Thursday, April 18, 2024

Our glass really is half full

Neal Wallace
Farmers Weekly’s Glass Half Full series showed that despite obstacles facing the primary sector, the glass is indeed half full. Reporter Neal Wallace reports there are ample opportunities to improve incomes and living standards but also some challenges.
Reading Time: 3 minutes

Exporters of New Zealand primary products enjoy an enviable international reputation but keeping it will only get tougher.

That reputation put a massive target on NZ’s back – not only for competing exporters but increasingly for home-grown critics of the impact of farming on the environment.

Satisfying those expectations has proved to be an endless and moveable challenge among the myriad of other requirements and expectations.

Farming can only get more complex, as the recent debate on the ethics of using imported palm kernel showed, but the rewards were potentially significant.

Our series showed commodities faced a difficult future, especially when competitors could control production at the flick of a switch, as seen with milk.

Horticulture provided a solution and confirmed the consensus from the series that our exporting future was in adding value rather than increasing volume while using marketing that depicted NZ’s natural beauty and production attributes to command premium prices.

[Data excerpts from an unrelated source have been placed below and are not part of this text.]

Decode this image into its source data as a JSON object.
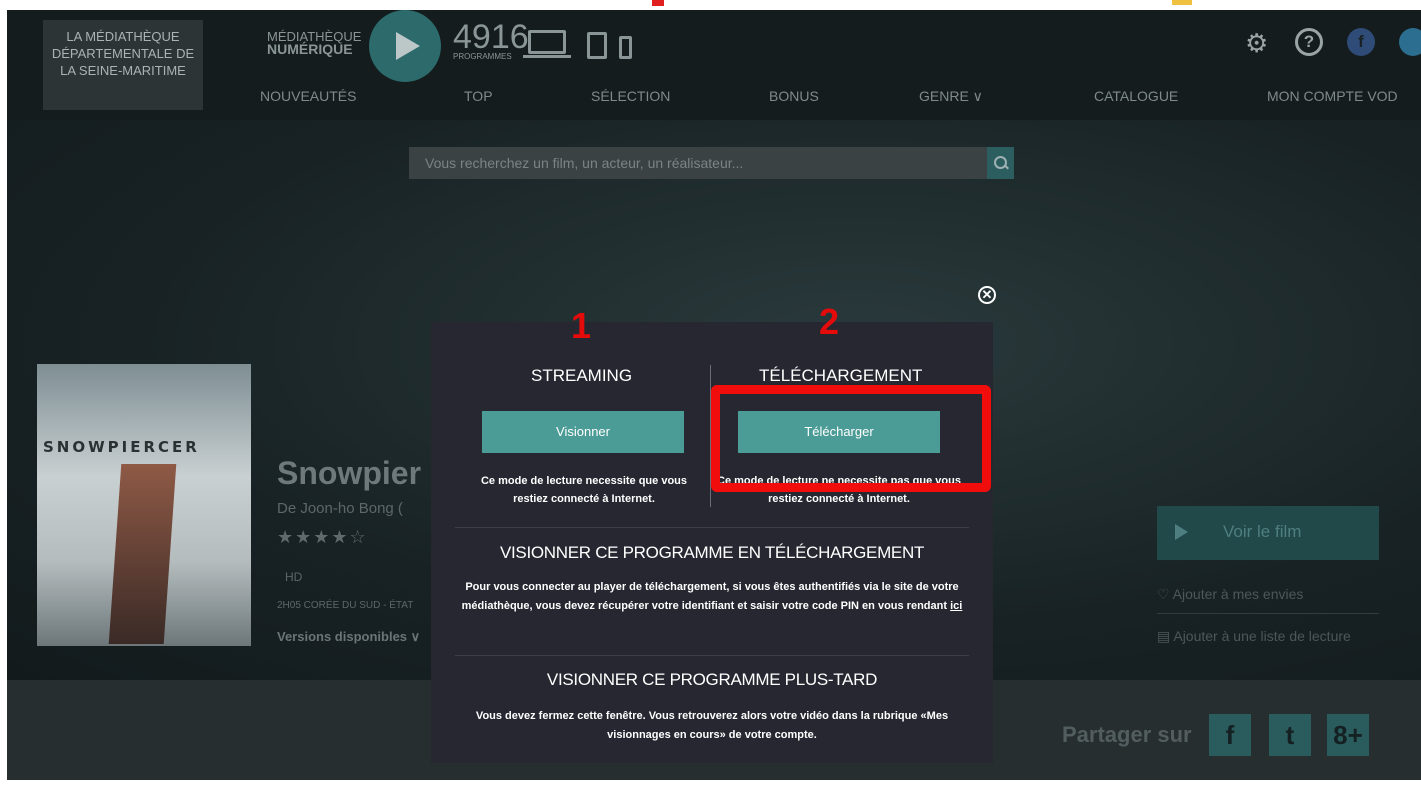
{
  "header": {
    "library_name": "LA MÉDIATHÈQUE DÉPARTEMENTALE DE LA SEINE-MARITIME",
    "brand_line1": "MÉDIATHÈQUE",
    "brand_line2": "NUMÉRIQUE",
    "programs_count": "4916",
    "programs_label": "PROGRAMMES"
  },
  "nav": {
    "items": [
      "NOUVEAUTÉS",
      "TOP",
      "SÉLECTION",
      "BONUS",
      "GENRE ∨",
      "CATALOGUE",
      "MON COMPTE VOD"
    ]
  },
  "search": {
    "placeholder": "Vous recherchez un film, un acteur, un réalisateur..."
  },
  "film": {
    "poster_title": "SNOWPIERCER",
    "title": "Snowpier",
    "director": "De Joon-ho Bong (",
    "stars": "★★★★☆",
    "quality": "HD",
    "meta": "2H05   CORÉE DU SUD - ÉTAT",
    "versions_label": "Versions disponibles ∨"
  },
  "actions": {
    "watch": "Voir le film",
    "wishlist": "Ajouter à mes envies",
    "playlist": "Ajouter à une liste de lecture"
  },
  "share": {
    "label": "Partager sur",
    "facebook": "f",
    "twitter": "t",
    "gplus": "8+"
  },
  "modal": {
    "close_glyph": "✕",
    "streaming_title": "STREAMING",
    "streaming_button": "Visionner",
    "streaming_desc": "Ce mode de lecture necessite que vous restiez connecté à Internet.",
    "download_title": "TÉLÉCHARGEMENT",
    "download_button": "Télécharger",
    "download_desc": "Ce mode de lecture ne necessite pas que vous restiez connecté à Internet.",
    "section1_title": "VISIONNER CE PROGRAMME EN TÉLÉCHARGEMENT",
    "section1_text": "Pour vous connecter au player de téléchargement, si vous êtes authentifiés via le site de votre médiathèque, vous devez récupérer votre identifiant et saisir votre code PIN en vous rendant",
    "section1_link": "ici",
    "section2_title": "VISIONNER CE PROGRAMME PLUS-TARD",
    "section2_text": "Vous devez fermez cette fenêtre. Vous retrouverez alors votre vidéo dans la rubrique «Mes visionnages en cours» de votre compte."
  },
  "annotations": {
    "num1": "1",
    "num2": "2",
    "highlight_color": "#f20d0d"
  },
  "colors": {
    "accent": "#4b9b96",
    "modal_bg": "#262730",
    "page_bg": "#1a2224"
  }
}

Horticultural exports were out-sprinting those from the pastoral sector by producing what consumers wanted and using NZ attributes in marketing.

NZ kiwifruit growers who met food safety, management and quality standards were rewarded by prices twice those of fruit from competing countries.

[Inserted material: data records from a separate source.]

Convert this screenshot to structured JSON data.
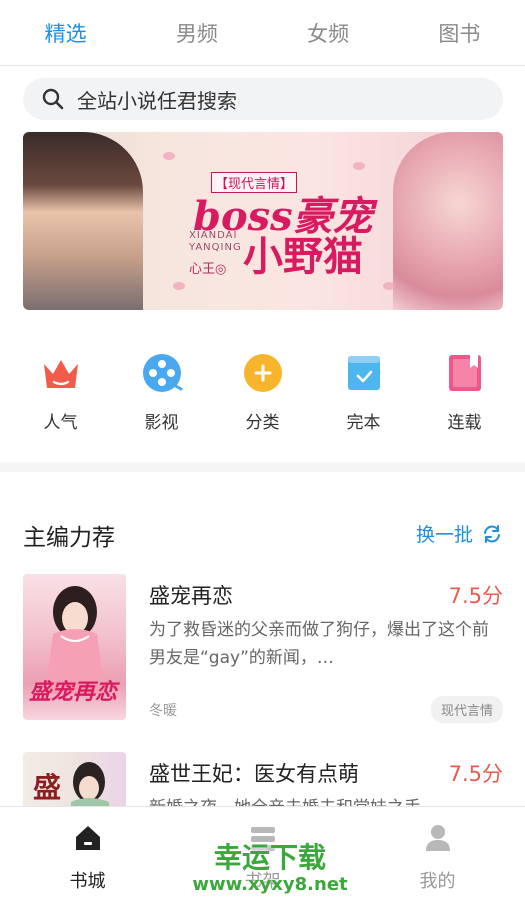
{
  "tabs": [
    {
      "label": "精选",
      "active": true
    },
    {
      "label": "男频",
      "active": false
    },
    {
      "label": "女频",
      "active": false
    },
    {
      "label": "图书",
      "active": false
    }
  ],
  "search": {
    "placeholder": "全站小说任君搜索",
    "icon": "search-icon"
  },
  "banner": {
    "tag": "【现代言情】",
    "title_line1": "boss豪宠",
    "title_line2": "小野猫",
    "subtitle": "XIANDAI YANQING",
    "author": "心王◎"
  },
  "categories": [
    {
      "label": "人气",
      "icon": "crown-icon",
      "color": "#f25a4a"
    },
    {
      "label": "影视",
      "icon": "film-reel-icon",
      "color": "#4aa8f0"
    },
    {
      "label": "分类",
      "icon": "plus-circle-icon",
      "color": "#f7b52c"
    },
    {
      "label": "完本",
      "icon": "check-box-icon",
      "color": "#4db6ef"
    },
    {
      "label": "连载",
      "icon": "bookmark-icon",
      "color": "#f0568a"
    }
  ],
  "section": {
    "title": "主编力荐",
    "more_label": "换一批",
    "more_icon": "refresh-icon"
  },
  "books": [
    {
      "title": "盛宠再恋",
      "score": "7.5分",
      "desc": "为了救昏迷的父亲而做了狗仔，爆出了这个前男友是“gay”的新闻，…",
      "author": "冬暖",
      "tag": "现代言情",
      "cover_text": "盛宠再恋"
    },
    {
      "title": "盛世王妃：医女有点萌",
      "score": "7.5分",
      "desc": "新婚之夜，她全亲未婚夫和堂妹之手",
      "author": "",
      "tag": "",
      "cover_text": "盛"
    }
  ],
  "bottom_nav": [
    {
      "label": "书城",
      "icon": "home-icon",
      "active": true
    },
    {
      "label": "书架",
      "icon": "bookshelf-icon",
      "active": false
    },
    {
      "label": "我的",
      "icon": "user-icon",
      "active": false
    }
  ],
  "watermark": {
    "line1": "幸运下载",
    "line2": "www.xyxy8.net"
  },
  "colors": {
    "accent": "#1f8fe0",
    "score": "#e85b4f",
    "watermark": "#3aa83a"
  }
}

In contrast, our series confirmed the meat sector was plagued by a lack of farmer commitment to processors and little appreciation of their role in the value chain with two processing co-operatives financially hamstrung and unable to break out of the commodity cycle.

Financial pressure also hindered dairy farmers but that was underpinning a push to return to low-cost, pasture-based systems.

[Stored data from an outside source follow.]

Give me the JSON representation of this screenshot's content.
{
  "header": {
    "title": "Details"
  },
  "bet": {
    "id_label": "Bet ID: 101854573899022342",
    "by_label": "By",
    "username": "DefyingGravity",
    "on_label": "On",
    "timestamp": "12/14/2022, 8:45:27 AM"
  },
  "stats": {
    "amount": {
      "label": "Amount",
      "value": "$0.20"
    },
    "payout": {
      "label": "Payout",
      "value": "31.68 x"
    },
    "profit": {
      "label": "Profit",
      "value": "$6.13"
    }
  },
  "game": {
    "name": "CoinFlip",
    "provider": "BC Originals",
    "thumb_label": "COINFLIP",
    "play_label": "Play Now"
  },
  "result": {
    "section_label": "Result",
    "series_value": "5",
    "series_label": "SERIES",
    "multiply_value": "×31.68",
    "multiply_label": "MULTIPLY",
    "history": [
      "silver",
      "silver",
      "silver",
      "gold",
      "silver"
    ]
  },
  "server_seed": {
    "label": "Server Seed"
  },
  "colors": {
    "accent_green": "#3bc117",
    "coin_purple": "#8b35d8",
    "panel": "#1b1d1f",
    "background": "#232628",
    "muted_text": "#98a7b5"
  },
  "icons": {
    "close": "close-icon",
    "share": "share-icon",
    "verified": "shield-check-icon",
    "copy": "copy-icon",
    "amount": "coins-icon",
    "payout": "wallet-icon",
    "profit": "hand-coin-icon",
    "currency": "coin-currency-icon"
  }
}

In a world where consumers were increasingly suspicious of factory farming and the use of supplementary feed, producing grass-fed pastoral protein was considered a major marketing coup for NZ.

Small was seen as beautiful for the deer industry where farmers were showing confidence by retaining hinds and the sector was encouraging European consumers to eat venison all year round.

“NZ does have an extraordinary reputation in the international market. It is a strong and trusted brand with integrity.”

Rebecca Smith

NZ Story

The series confirmed trying to feed the planet was not worthy of consideration. Instead NZ had the foundation on which to shift from being a seller of commodities to exporting value-added products.

NZ Story director Rebecca Smith said Brand NZ stood for attributes and reputation other exporters envied.

“NZ does have an extraordinary reputation in the international market. It is a strong and trusted brand with integrity.”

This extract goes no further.